I would unplug the iso and a whole later plug it back in and the buzzing was gone, until the next time.
Since I have been fooling around with DC blockers I have not had that problem.
I have heard no changes to the music due to this.

Author:  HAL [ June 23rd, 2021, 3:47 pm ]
Post subject:  Re: Impedance of you house

In the case of toroidal power transformers, getting rid of the AC line DC eliminated the mechanical hum in my case by dropping the line distortion.

Just about any amount of DC to the toroidal core saturates it as Roscoe said earlier and makes them mechanically hum.

That gets rid of acoustical noise in the room.

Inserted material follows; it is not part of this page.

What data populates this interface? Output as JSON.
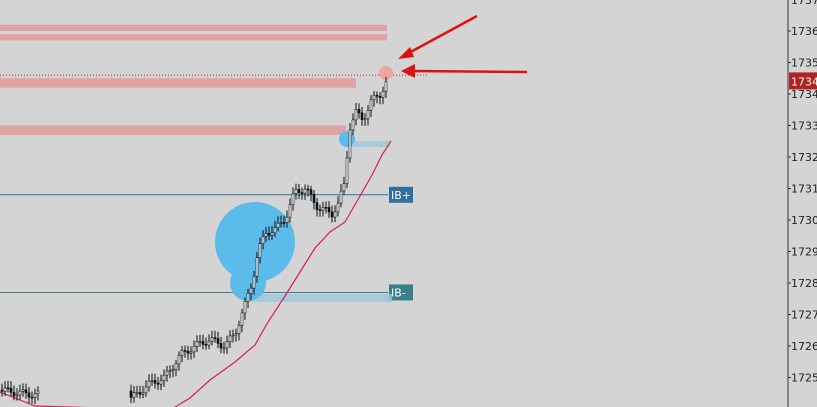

Important in a quiet room.

Author:  dberning [ June 24th, 2021, 1:07 pm ]
Post subject:  Re: Impedance of you house

A half-wave rectifier will put dc on the power line. Equipment that uses half-wave rectification has low power draw, so it would be small. Inductive loads, transformers, including the mains transformer will shunt most of this. Distortion is probably the bigger issue making transformers buzz. Of course a half-wave load will make distortion. Anything with a power factor less than 1 makes distortion too. I put power factor correction in my power amps for this reason. For preamps I don't bother because the power draw is low.